La migración, un paso que se da hacia la felicidad

Editorial

 

Aquel peregrinar de María y José, por una disposición gubernamental, para ir a Belén de Judá donde habría de nacer en un pesebre el niño Jesús es una especie de migración: el moverse para, de algún modo, buscar un bien, procurar una vida acorde con las aspiraciones humanas de libertad  y felicidad. No obstante que no se trató de un migrar como lo conocemos hoy, el camino que llevó a María y a José a encontrar un sitio en el que Jesús vendría al mundo supuso que el movimiento humano, esas grandes columnas que atraviesan fronteras y caminos mortales, tendría recompensas, y sería una constante en el devenir de la humanidad. Más que un viaje, como podría haber sido el de los tres magos de Oriente o el de aquellos que siguieron también la estrella aparecida en el horizonte, dejar una tierra e ir a otra alcanza un cenit particular: la procreación y la prolongación de la vida en todas sus dimensiones, un pugnar por el respeto a la dignidad de la persona humana.

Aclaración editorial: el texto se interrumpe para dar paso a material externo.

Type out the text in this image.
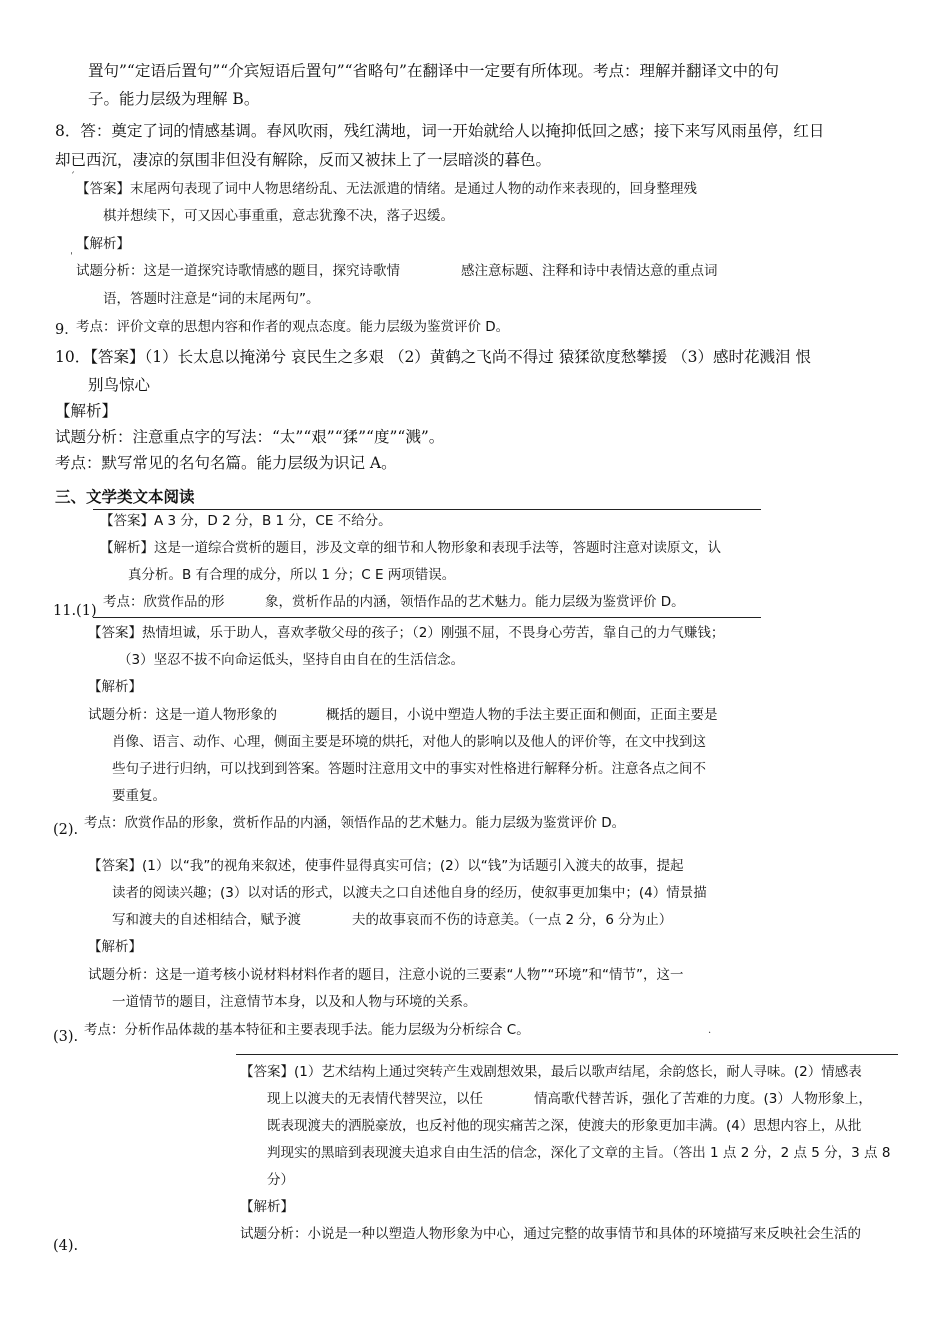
置句”“定语后置句”“介宾短语后置句”“省略句”在翻译中一定要有所体现。考点：理解并翻译文中的句
子。能力层级为理解 B。
8．答：奠定了词的情感基调。春风吹雨，残红满地，词一开始就给人以掩抑低回之感；接下来写风雨虽停，红日
却已西沉，凄凉的氛围非但没有解除，反而又被抹上了一层暗淡的暮色。
ˊ
【答案】末尾两句表现了词中人物思绪纷乱、无法派遣的情绪。是通过人物的动作来表现的，回身整理残
棋并想续下，可又因心事重重，意志犹豫不决，落子迟缓。
【解析】
ˈ
试题分析：这是一道探究诗歌情感的题目，探究诗歌情	感注意标题、注释和诗中表情达意的重点词
语，答题时注意是“词的末尾两句”。
9．
考点：评价文章的思想内容和作者的观点态度。能力层级为鉴赏评价 D。
10．【答案】（1）长太息以掩涕兮 哀民生之多艰 （2）黄鹤之飞尚不得过 猿猱欲度愁攀援 （3）感时花溅泪 恨
别鸟惊心
【解析】
试题分析：注意重点字的写法：“太”“艰”“猱”“度”“溅”。
考点：默写常见的名句名篇。能力层级为识记 A。
三、文学类文本阅读
【答案】A 3 分，D 2 分，B 1 分，CE 不给分。
【解析】这是一道综合赏析的题目，涉及文章的细节和人物形象和表现手法等，答题时注意对读原文，认
真分析。B 有合理的成分，所以 1 分；C E 两项错误。
11.(1)
考点：欣赏作品的形	象，赏析作品的内涵，领悟作品的艺术魅力。能力层级为鉴赏评价 D。
【答案】热情坦诚，乐于助人，喜欢孝敬父母的孩子；（2）刚强不屈，不畏身心劳苦，靠自己的力气赚钱；
（3）坚忍不拔不向命运低头，坚持自由自在的生活信念。
【解析】
试题分析：这是一道人物形象的	概括的题目，小说中塑造人物的手法主要正面和侧面，正面主要是
肖像、语言、动作、心理，侧面主要是环境的烘托，对他人的影响以及他人的评价等，在文中找到这
些句子进行归纳，可以找到到答案。答题时注意用文中的事实对性格进行解释分析。注意各点之间不
要重复。
(2). 考点：欣赏作品的形象，赏析作品的内涵，领悟作品的艺术魅力。能力层级为鉴赏评价 D。
【答案】(1）以“我”的视角来叙述，使事件显得真实可信；(2）以“钱”为话题引入渡夫的故事，提起
读者的阅读兴趣；(3）以对话的形式，以渡夫之口自述他自身的经历，使叙事更加集中；(4）情景描
写和渡夫的自述相结合，赋予渡	夫的故事哀而不伤的诗意美。（一点 2 分，6 分为止）
【解析】
试题分析：这是一道考核小说材料材料作者的题目，注意小说的三要素“人物”“环境”和“情节”，这一
一道情节的题目，注意情节本身，以及和人物与环境的关系。
(3). 考点：分析作品体裁的基本特征和主要表现手法。能力层级为分析综合 C。	.
【答案】(1）艺术结构上通过突转产生戏剧想效果，最后以歌声结尾，余韵悠长，耐人寻味。(2）情感表
现上以渡夫的无表情代替哭泣，以任	情高歌代替苦诉，强化了苦难的力度。(3）人物形象上，
既表现渡夫的洒脱豪放，也反衬他的现实痛苦之深，使渡夫的形象更加丰满。(4）思想内容上，从批
判现实的黑暗到表现渡夫追求自由生活的信念，深化了文章的主旨。（答出 1 点 2 分，2 点 5 分，3 点 8
分）
【解析】
试题分析：小说是一种以塑造人物形象为中心，通过完整的故事情节和具体的环境描写来反映社会生活的
(4).
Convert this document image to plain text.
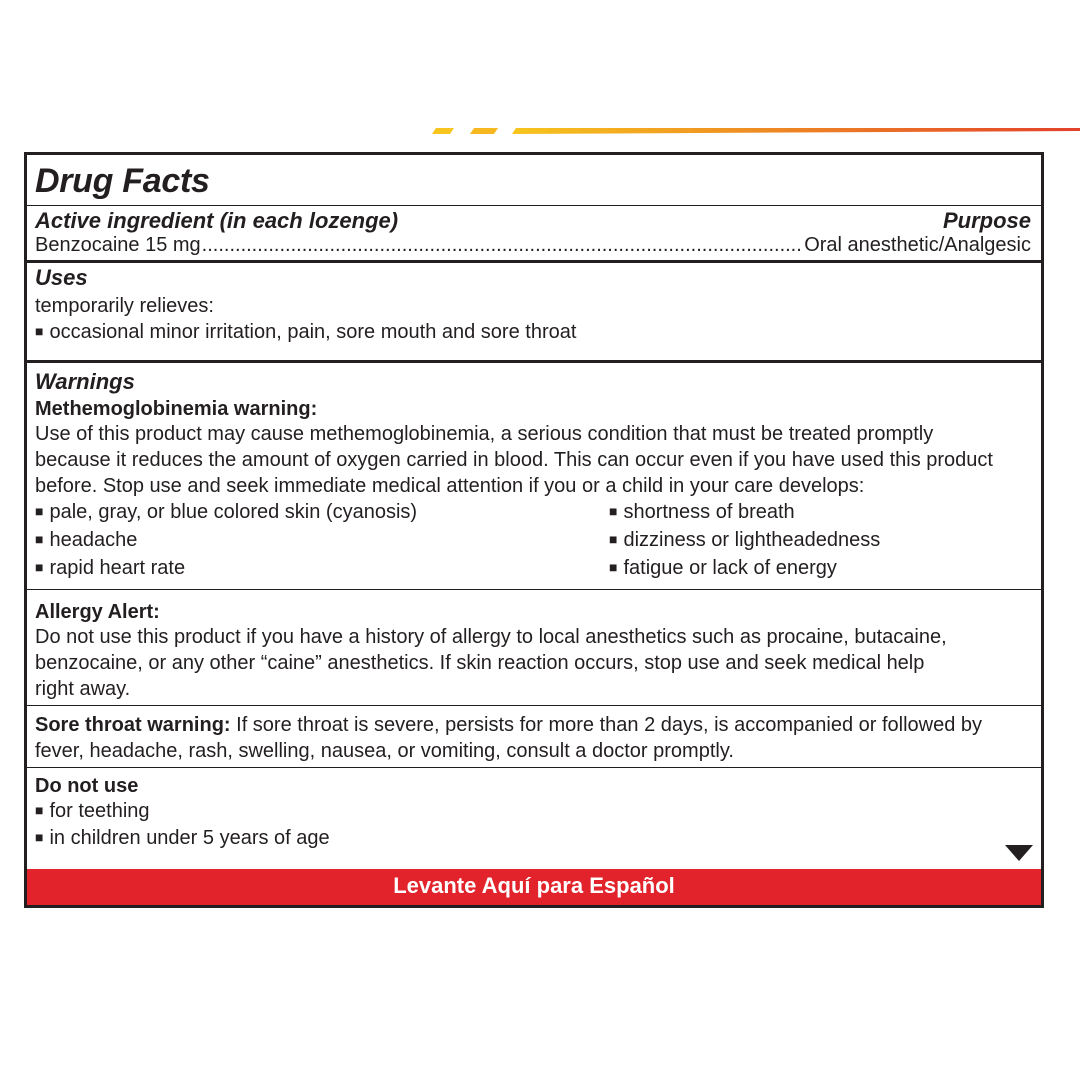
Drug Facts
Active ingredient (in each lozenge)	Purpose
Benzocaine 15 mg
.....	Oral anesthetic/Analgesic
Uses
temporarily relieves:
■ occasional minor irritation, pain, sore mouth and sore throat
Warnings
Methemoglobinemia warning:
Use of this product may cause methemoglobinemia, a serious condition that must be treated promptly
because it reduces the amount of oxygen carried in blood. This can occur even if you have used this product
before. Stop use and seek immediate medical attention if you or a child in your care develops:
■ pale, gray, or blue colored skin (cyanosis)
■ headache
■ rapid heart rate
■ shortness of breath
■ dizziness or lightheadedness
■ fatigue or lack of energy
Allergy Alert:
Do not use this product if you have a history of allergy to local anesthetics such as procaine, butacaine,
benzocaine, or any other “caine” anesthetics. If skin reaction occurs, stop use and seek medical help
right away.
Sore throat warning: If sore throat is severe, persists for more than 2 days, is accompanied or followed by
fever, headache, rash, swelling, nausea, or vomiting, consult a doctor promptly.
Do not use
■ for teething
■ in children under 5 years of age
Levante Aquí para Español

Alcanzar la tierra prometida es también sustancia migratoria. ¿Qué mejor parecido puede encontrar ese trajinar en la vida diaria que el de un camino por el que se atraviesan parajes desérticos, tierras inhóspitas y abismos a los que la persona continuamente está en peligro de caer? Los 40 años que pasaron los israelitas para encontrar la tierra que les había sido prometida dan una cabal idea de ello: vicisitudes, desaliento, pecado, dejadez, cansancio, descreimiento, soledad, enojo, vacilaciones en la fidelidad y un continuo caer y levantarse fueron las constantes de ese pueblo que, con todo, estuvo cierto de que al final del camino asomaría la luz. La migración no escapa a una comparación de esas cuatro décadas soportando un sol despiadado y teniendo un suelo calcinante y arenoso bajo los pies: si después de todo ese tiempo se alcanza el objetivo tan largamente buscado entonces la recompensa alcanza para la vida en este mundo y para abonarle a la vida futura, esa que, como la tierra a los israelitas, es una promesa divina.

La migración actual es un tema del que se habla en numerosos sitios, por la necesidad de millones de personas de dejar sus lugares de origen en busca de un bienestar que su propia tierra de algún modo les ha negado. Las estelas humanas se alargan desde sitios como Centroamérica y el sur de México hacia Estados Unidos, de África a los países europeos (sobre todo por la puerta natural, España), de naciones de Europa a la Europa misma (el particular caso de los turcos que llegan por miles cada año a Alemania), por citar unos cuantos ejemplos, nos acercan a la dimensión de este gran fenómeno: la migración es, sobre todo, una opción a la que se ven obligados los que migran, como si se tratara de alcanzar una balsa como sea al naufragar en medio del océano.

La Doctrina Social de la Iglesia pone el acento en ello: “En el mundo actual, en el que el desequilibrio entre países ricos y países pobres se agrava… crece la emigración de personas en busca de mejores condiciones de vida, procedentes de las zonas menos favorecidas de la tierra” (n. 297). La Iglesia, como madre y maestra, alerta en que “la regulación de los flujos migratorios según criterios de equidad y equilibrio es una de las condiciones indispensables para conseguir que la inserción se realice con las garantías que exige la dignidad de la persona humana”. La migración, se dijo ya, tiene como resorte el buscar un bien, procurar una vida acorde con las aspiraciones humanas de libertad  y felicidad, mediante un nuevo empezar, con empleo, educación y alimentación. La misma Doctrina Social alienta a que los inmigrantes deban ser “recibidos en cuanto personas y ayudados, junto con sus familias, a integrarse en la vida social”.